Petrologic perspectives on the architecture of active magmatic reservoirs

Abstract:

Conceptual models change to integrate new observations, particularly those enabled by technological advances. We are currently witnessing such a change in our views of magmatic systems, spurred in large part by developments in micro-analytical capabilities that allow us to dissect, in detail, the history of individual crystals. As has long been suspected from petrographic examination of thin sections, there is now abundant evidence that many (most?) erupted magmas bring with them samples - in the form of single crystals, glomerocrysts, and cumulate nodules - of mid-upper crustal magma storage regions. These observations have spawned a proliferation of detailed petrologic studies, on the one hand, and conceptual models of trans-crustal magmatic systems, on the other. Using the observations to constrain the models is, however, a fundamental challenge.

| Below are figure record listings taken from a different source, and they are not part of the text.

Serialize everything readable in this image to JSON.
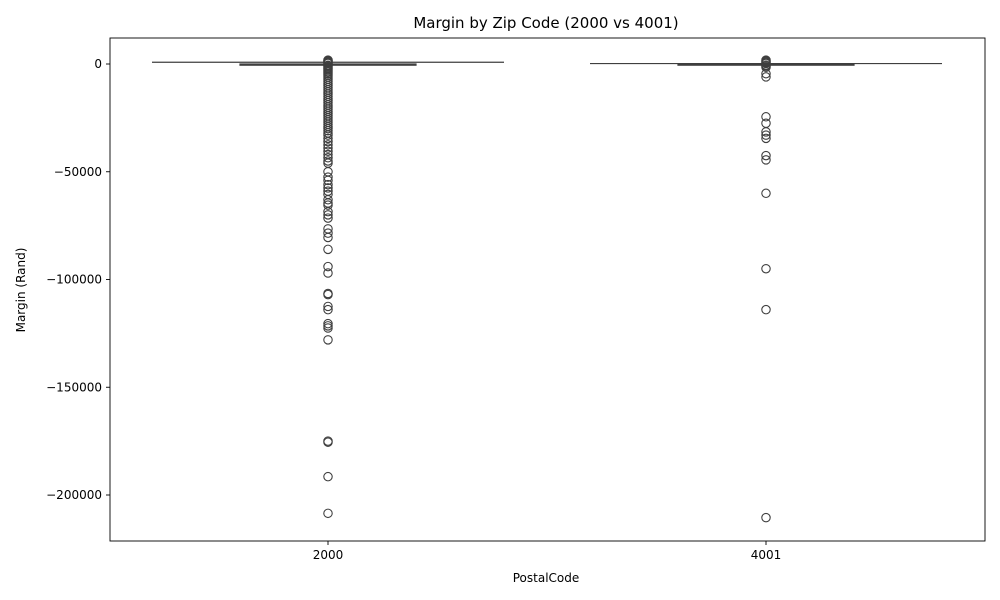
{
  "chart_data": {
    "type": "box",
    "title": "Margin by Zip Code (2000 vs 4001)",
    "xlabel": "PostalCode",
    "ylabel": "Margin (Rand)",
    "categories": [
      "2000",
      "4001"
    ],
    "ylim": [
      -220000,
      12000
    ],
    "yticks": [
      0,
      -50000,
      -100000,
      -150000,
      -200000
    ],
    "ytick_labels": [
      "0",
      "−50000",
      "−100000",
      "−150000",
      "−200000"
    ],
    "grid": false,
    "boxes": [
      {
        "category": "2000",
        "q1": -500,
        "median": -200,
        "q3": 0,
        "whisker_low": -900,
        "whisker_high": 800,
        "outliers": [
          1800,
          1500,
          1200,
          900,
          600,
          300,
          -600,
          -1000,
          -1500,
          -2000,
          -2600,
          -3200,
          -3800,
          -4500,
          -5200,
          -6000,
          -7000,
          -8000,
          -9000,
          -10000,
          -11000,
          -12000,
          -13000,
          -14000,
          -15000,
          -16000,
          -17000,
          -18000,
          -19000,
          -20000,
          -21000,
          -22000,
          -23000,
          -24000,
          -25000,
          -26000,
          -27000,
          -28000,
          -29000,
          -30000,
          -31000,
          -32000,
          -33000,
          -34500,
          -36000,
          -37500,
          -39000,
          -40500,
          -42000,
          -43500,
          -45000,
          -46000,
          -50000,
          -52500,
          -54000,
          -56000,
          -57500,
          -59000,
          -60500,
          -63000,
          -64500,
          -65500,
          -68500,
          -70000,
          -71500,
          -76500,
          -78500,
          -80500,
          -86000,
          -94000,
          -97000,
          -106500,
          -107000,
          -112500,
          -114000,
          -120500,
          -121500,
          -122500,
          -128000,
          -175000,
          -175500,
          -191500,
          -208500
        ]
      },
      {
        "category": "4001",
        "q1": 0,
        "median": 0,
        "q3": 0,
        "whisker_low": -200,
        "whisker_high": 200,
        "outliers": [
          1800,
          1400,
          1000,
          600,
          300,
          -500,
          -1000,
          -1500,
          -4500,
          -6000,
          -24500,
          -27500,
          -31500,
          -33000,
          -34500,
          -42500,
          -44500,
          -60000,
          -95000,
          -114000,
          -210500
        ]
      }
    ]
  }
}
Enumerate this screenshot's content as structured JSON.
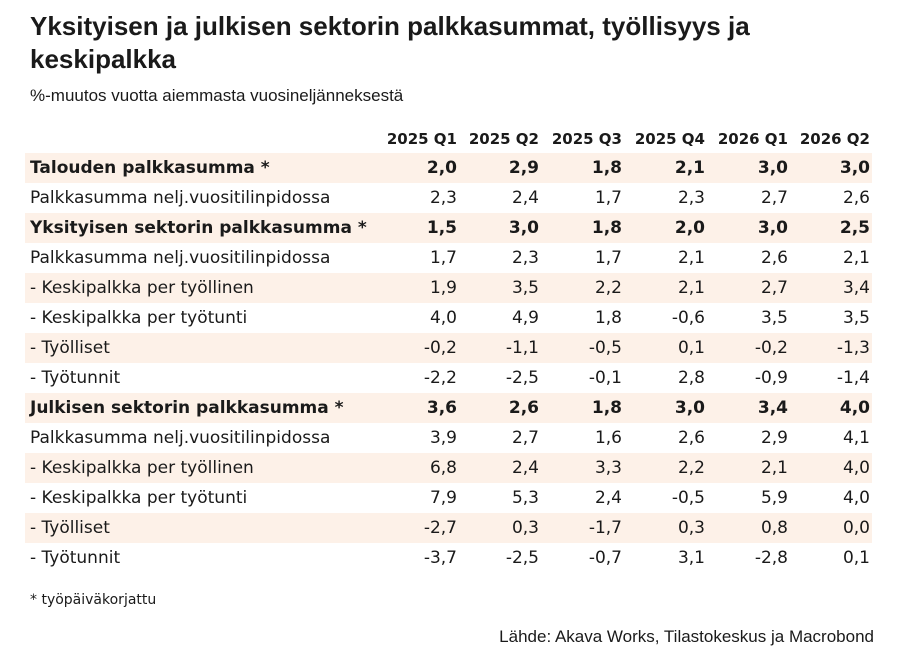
{
  "chart_data": {
    "type": "table",
    "title": "Yksityisen ja julkisen sektorin palkkasummat, työllisyys ja keskipalkka",
    "subtitle": "%-muutos vuotta aiemmasta vuosineljänneksestä",
    "columns": [
      "2025 Q1",
      "2025 Q2",
      "2025 Q3",
      "2025 Q4",
      "2026 Q1",
      "2026 Q2"
    ],
    "rows": [
      {
        "label": "Talouden palkkasumma *",
        "bold": true,
        "shaded": true,
        "values": [
          "2,0",
          "2,9",
          "1,8",
          "2,1",
          "3,0",
          "3,0"
        ]
      },
      {
        "label": "Palkkasumma nelj.vuositilinpidossa",
        "bold": false,
        "shaded": false,
        "values": [
          "2,3",
          "2,4",
          "1,7",
          "2,3",
          "2,7",
          "2,6"
        ]
      },
      {
        "label": "Yksityisen sektorin palkkasumma *",
        "bold": true,
        "shaded": true,
        "values": [
          "1,5",
          "3,0",
          "1,8",
          "2,0",
          "3,0",
          "2,5"
        ]
      },
      {
        "label": "Palkkasumma nelj.vuositilinpidossa",
        "bold": false,
        "shaded": false,
        "values": [
          "1,7",
          "2,3",
          "1,7",
          "2,1",
          "2,6",
          "2,1"
        ]
      },
      {
        "label": "- Keskipalkka per työllinen",
        "bold": false,
        "shaded": true,
        "values": [
          "1,9",
          "3,5",
          "2,2",
          "2,1",
          "2,7",
          "3,4"
        ]
      },
      {
        "label": "- Keskipalkka per työtunti",
        "bold": false,
        "shaded": false,
        "values": [
          "4,0",
          "4,9",
          "1,8",
          "-0,6",
          "3,5",
          "3,5"
        ]
      },
      {
        "label": "- Työlliset",
        "bold": false,
        "shaded": true,
        "values": [
          "-0,2",
          "-1,1",
          "-0,5",
          "0,1",
          "-0,2",
          "-1,3"
        ]
      },
      {
        "label": "- Työtunnit",
        "bold": false,
        "shaded": false,
        "values": [
          "-2,2",
          "-2,5",
          "-0,1",
          "2,8",
          "-0,9",
          "-1,4"
        ]
      },
      {
        "label": "Julkisen sektorin palkkasumma *",
        "bold": true,
        "shaded": true,
        "values": [
          "3,6",
          "2,6",
          "1,8",
          "3,0",
          "3,4",
          "4,0"
        ]
      },
      {
        "label": "Palkkasumma nelj.vuositilinpidossa",
        "bold": false,
        "shaded": false,
        "values": [
          "3,9",
          "2,7",
          "1,6",
          "2,6",
          "2,9",
          "4,1"
        ]
      },
      {
        "label": "- Keskipalkka per työllinen",
        "bold": false,
        "shaded": true,
        "values": [
          "6,8",
          "2,4",
          "3,3",
          "2,2",
          "2,1",
          "4,0"
        ]
      },
      {
        "label": "- Keskipalkka per työtunti",
        "bold": false,
        "shaded": false,
        "values": [
          "7,9",
          "5,3",
          "2,4",
          "-0,5",
          "5,9",
          "4,0"
        ]
      },
      {
        "label": "- Työlliset",
        "bold": false,
        "shaded": true,
        "values": [
          "-2,7",
          "0,3",
          "-1,7",
          "0,3",
          "0,8",
          "0,0"
        ]
      },
      {
        "label": "- Työtunnit",
        "bold": false,
        "shaded": false,
        "values": [
          "-3,7",
          "-2,5",
          "-0,7",
          "3,1",
          "-2,8",
          "0,1"
        ]
      }
    ],
    "footnote": "* työpäiväkorjattu",
    "source": "Lähde: Akava Works, Tilastokeskus ja Macrobond",
    "shade_color": "#fdf1e8"
  }
}
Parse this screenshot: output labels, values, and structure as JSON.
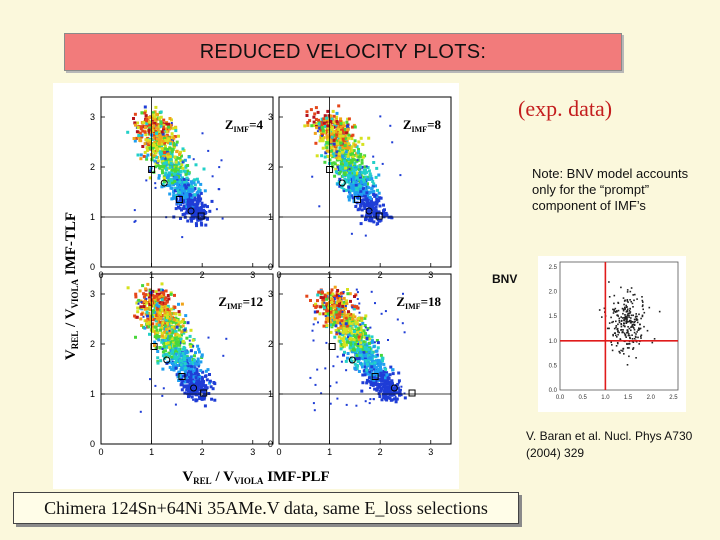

One concept that underlies most models is that of a magma storage system that can be divided into two rheologically distinct components: (eruptible) melt-rich magma and (non-eruptible) crystal-rich mush. Here we question this discrete division. In fact, interactions between magma and mush zones are not well understood, and are likely to involve different types of interactions over different time scale. These interactions include not only compaction and melt extraction but also melt percolation and reactive flow, as well as fracture, entrainment and mingling over time scales of volcanic unrest and eruption. For example, extensive syn-eruptive mingling between notionally eruptible and non-eruptible components of a magmatic system is illustrated by glomerocrysts entrained in the eruptive products of Fuego volcano, Guatemala, which show a correlation between melt content (~6 to >30%), melt composition and extent of deformation. More broadly, bimodal volcanism in calderas indicates that recharge magma may either mingle with resident magma or traverse reservoirs to reach the surface. This suggests that magma-mush interactions are controlled by both the physical state of the magmatic system, and the dynamics of perturbations to the system. Using eruptive products to recognize and correctly interpret the full range of subvolcanic processes is important for understanding patterns of volcanic activity, and explaining the diversity of igneous rock compositions.